Now she had realised what it was, the spectacle was mesmerising. She was in a dream, sitting on the lawn on a summer's eve as the curious moths came from all over to investigate the lamp.
In this half-detached state, it took her a while to realise that one of the shapes had stopped and was allowing itself - if that was the right way to consider it - to stand in full view. She looked directly at it and was surprised to see a man with long white hair and a pleasant, smiling face beckoning to her. Still insubstantial, he had a Regency look, wearing a frock coat and pantaloons, and his mood was one of cheery optimism, as if he had just spotted a long-lost friend.
Behind him, the other shapes continued to flit hypnotically amongst the trees, scores of them, perhaps hundreds.
Caitlin smiled and the ghost smiled back. He beckoned again. He had something he wanted to show her, or hospitality he wished to offer.
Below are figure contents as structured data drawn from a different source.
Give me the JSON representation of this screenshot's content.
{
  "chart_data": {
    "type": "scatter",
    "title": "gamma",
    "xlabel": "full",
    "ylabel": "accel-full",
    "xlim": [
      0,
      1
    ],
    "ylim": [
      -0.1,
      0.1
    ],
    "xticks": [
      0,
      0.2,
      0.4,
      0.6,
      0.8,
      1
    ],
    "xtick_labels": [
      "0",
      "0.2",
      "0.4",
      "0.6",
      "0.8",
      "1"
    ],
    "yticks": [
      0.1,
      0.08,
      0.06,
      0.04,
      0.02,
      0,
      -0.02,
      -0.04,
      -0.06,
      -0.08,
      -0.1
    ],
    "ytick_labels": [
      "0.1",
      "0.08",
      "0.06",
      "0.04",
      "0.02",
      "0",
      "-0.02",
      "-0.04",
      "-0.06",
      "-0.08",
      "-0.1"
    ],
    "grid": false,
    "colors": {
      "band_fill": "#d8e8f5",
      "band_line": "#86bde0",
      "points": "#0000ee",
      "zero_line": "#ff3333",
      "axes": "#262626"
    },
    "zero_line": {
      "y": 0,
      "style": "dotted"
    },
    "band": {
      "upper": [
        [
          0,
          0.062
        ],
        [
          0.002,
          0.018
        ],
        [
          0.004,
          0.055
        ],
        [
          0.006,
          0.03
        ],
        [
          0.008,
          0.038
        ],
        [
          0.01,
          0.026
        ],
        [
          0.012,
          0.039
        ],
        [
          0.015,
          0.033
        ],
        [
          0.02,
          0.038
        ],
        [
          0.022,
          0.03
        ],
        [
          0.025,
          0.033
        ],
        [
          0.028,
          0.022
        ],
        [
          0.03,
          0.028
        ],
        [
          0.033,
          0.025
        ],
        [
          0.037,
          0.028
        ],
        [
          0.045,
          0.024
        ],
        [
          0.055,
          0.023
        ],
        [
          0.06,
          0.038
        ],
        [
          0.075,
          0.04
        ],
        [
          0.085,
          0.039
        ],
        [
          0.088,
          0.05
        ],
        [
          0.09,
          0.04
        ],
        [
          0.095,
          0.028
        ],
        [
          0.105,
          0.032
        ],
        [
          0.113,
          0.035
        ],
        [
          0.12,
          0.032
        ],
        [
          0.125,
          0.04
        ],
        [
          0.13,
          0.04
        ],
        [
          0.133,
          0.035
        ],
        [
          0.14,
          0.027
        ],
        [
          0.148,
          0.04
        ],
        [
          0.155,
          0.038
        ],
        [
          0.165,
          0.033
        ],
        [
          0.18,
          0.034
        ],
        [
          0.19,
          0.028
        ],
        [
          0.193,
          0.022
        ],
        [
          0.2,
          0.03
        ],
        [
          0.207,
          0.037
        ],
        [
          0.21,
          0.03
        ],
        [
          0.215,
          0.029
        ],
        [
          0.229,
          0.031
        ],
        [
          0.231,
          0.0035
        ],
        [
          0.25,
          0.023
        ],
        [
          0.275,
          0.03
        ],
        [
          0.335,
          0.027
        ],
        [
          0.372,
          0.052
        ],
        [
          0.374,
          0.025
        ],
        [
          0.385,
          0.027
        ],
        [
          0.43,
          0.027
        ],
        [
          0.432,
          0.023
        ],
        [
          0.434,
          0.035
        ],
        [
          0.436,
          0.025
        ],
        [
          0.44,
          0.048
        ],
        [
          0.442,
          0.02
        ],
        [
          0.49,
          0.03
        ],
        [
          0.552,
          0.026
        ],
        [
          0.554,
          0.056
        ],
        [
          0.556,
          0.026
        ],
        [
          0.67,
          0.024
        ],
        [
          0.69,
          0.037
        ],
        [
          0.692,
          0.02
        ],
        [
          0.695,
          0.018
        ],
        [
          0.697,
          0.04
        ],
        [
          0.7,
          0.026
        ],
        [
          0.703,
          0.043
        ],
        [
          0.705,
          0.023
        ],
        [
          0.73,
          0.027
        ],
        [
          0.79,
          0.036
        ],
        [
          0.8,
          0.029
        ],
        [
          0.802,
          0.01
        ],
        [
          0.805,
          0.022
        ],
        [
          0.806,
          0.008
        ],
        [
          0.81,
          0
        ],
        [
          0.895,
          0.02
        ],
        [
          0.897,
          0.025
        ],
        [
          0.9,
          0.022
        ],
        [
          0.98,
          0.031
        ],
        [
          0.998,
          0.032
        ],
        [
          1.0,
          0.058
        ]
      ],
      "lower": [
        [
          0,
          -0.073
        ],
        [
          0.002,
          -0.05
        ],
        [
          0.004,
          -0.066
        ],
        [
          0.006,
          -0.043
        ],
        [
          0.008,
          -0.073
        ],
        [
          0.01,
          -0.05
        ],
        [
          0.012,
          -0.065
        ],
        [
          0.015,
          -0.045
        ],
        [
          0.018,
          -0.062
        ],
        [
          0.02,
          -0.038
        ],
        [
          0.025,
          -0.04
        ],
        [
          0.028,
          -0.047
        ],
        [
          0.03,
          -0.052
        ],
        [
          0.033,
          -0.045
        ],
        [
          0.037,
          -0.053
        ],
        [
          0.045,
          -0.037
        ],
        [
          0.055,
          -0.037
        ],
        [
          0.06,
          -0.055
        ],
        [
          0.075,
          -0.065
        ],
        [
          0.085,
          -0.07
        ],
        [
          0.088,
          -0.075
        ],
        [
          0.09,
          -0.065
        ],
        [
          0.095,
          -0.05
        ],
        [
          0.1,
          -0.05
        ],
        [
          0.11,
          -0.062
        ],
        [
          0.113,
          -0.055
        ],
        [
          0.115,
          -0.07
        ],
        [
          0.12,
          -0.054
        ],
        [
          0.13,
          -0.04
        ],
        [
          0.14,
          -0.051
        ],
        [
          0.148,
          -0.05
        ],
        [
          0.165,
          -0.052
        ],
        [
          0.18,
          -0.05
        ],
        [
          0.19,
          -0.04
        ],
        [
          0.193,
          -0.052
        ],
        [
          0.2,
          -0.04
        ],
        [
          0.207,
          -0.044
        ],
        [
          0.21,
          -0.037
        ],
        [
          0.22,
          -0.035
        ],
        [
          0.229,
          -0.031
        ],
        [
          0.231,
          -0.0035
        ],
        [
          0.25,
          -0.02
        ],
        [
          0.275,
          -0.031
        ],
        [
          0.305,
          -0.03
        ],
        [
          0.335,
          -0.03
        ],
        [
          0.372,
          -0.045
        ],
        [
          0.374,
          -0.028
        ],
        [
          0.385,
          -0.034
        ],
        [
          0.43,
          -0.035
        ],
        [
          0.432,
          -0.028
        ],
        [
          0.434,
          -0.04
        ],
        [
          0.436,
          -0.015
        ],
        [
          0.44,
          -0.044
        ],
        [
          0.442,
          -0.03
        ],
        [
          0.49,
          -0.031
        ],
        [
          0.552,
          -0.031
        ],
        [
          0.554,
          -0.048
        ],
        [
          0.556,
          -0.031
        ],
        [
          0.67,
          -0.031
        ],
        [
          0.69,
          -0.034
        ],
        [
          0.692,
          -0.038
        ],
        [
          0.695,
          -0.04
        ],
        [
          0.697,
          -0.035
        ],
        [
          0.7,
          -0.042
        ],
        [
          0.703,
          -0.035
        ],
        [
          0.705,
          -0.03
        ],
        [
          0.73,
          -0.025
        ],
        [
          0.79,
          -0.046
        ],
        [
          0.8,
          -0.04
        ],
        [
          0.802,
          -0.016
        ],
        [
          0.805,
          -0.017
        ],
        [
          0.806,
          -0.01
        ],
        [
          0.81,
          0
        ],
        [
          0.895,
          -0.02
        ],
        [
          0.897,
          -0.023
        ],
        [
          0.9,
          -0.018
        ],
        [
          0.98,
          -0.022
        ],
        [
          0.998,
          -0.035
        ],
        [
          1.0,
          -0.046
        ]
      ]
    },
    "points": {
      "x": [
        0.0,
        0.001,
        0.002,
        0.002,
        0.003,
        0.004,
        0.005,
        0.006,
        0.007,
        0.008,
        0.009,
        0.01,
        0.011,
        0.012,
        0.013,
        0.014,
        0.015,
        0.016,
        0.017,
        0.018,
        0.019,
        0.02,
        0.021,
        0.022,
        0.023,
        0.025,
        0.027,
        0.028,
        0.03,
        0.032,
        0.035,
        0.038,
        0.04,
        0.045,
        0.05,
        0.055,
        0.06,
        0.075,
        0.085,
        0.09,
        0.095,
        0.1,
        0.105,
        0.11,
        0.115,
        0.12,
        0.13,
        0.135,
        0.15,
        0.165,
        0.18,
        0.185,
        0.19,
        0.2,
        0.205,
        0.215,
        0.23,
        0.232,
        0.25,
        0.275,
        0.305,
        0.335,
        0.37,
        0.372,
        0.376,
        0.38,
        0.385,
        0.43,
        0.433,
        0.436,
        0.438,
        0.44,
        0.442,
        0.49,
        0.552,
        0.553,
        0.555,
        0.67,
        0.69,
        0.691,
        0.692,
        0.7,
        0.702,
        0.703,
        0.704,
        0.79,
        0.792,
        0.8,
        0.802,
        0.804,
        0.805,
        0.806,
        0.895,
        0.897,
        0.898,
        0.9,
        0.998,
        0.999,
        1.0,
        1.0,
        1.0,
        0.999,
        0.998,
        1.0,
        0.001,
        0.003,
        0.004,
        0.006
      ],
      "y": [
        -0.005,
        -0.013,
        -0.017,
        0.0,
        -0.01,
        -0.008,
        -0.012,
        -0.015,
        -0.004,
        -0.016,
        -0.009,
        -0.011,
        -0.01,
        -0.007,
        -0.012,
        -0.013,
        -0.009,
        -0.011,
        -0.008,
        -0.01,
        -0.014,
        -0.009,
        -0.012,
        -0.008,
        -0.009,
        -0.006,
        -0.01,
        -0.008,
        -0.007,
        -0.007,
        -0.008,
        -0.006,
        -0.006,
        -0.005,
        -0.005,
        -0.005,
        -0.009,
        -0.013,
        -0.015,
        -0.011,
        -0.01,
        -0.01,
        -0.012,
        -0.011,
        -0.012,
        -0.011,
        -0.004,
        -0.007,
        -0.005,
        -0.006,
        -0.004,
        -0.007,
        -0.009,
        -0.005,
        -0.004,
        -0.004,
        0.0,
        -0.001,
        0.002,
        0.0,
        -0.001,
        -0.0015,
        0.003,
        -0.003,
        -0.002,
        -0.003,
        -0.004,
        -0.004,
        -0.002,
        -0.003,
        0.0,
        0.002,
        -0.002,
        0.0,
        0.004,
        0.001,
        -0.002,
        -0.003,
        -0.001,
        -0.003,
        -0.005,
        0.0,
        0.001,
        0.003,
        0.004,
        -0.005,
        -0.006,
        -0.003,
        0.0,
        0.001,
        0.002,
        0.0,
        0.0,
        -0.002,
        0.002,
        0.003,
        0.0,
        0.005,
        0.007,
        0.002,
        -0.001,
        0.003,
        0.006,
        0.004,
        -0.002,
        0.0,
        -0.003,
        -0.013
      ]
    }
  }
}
She wondered briefly why a man in Regency costume would be haunting a forest in the middle of another world, but the thought came and went as quickly as his brethren. She was fascinated: by him, by the way the light broke through the leaves, by the constant movement, but she barely considered the fact that all sound had disappeared from the world.
'Come,' he appeared to be saying in his silent way, 'we shall have such fun together.'
Something large thundered through the trees deeper into the wood; an enormous oak cracked and fell, jarring the ground so forcefully that she almost stumbled. Whatever had crashed into it continued on its way, but the disruption broke the spell.

The ghost looked over his shoulder in shock and in an instant his appearance changed. Caitlin had a fleeting impression of something old and twisted, not human at all, and then it was gone into the trees, screaming silently.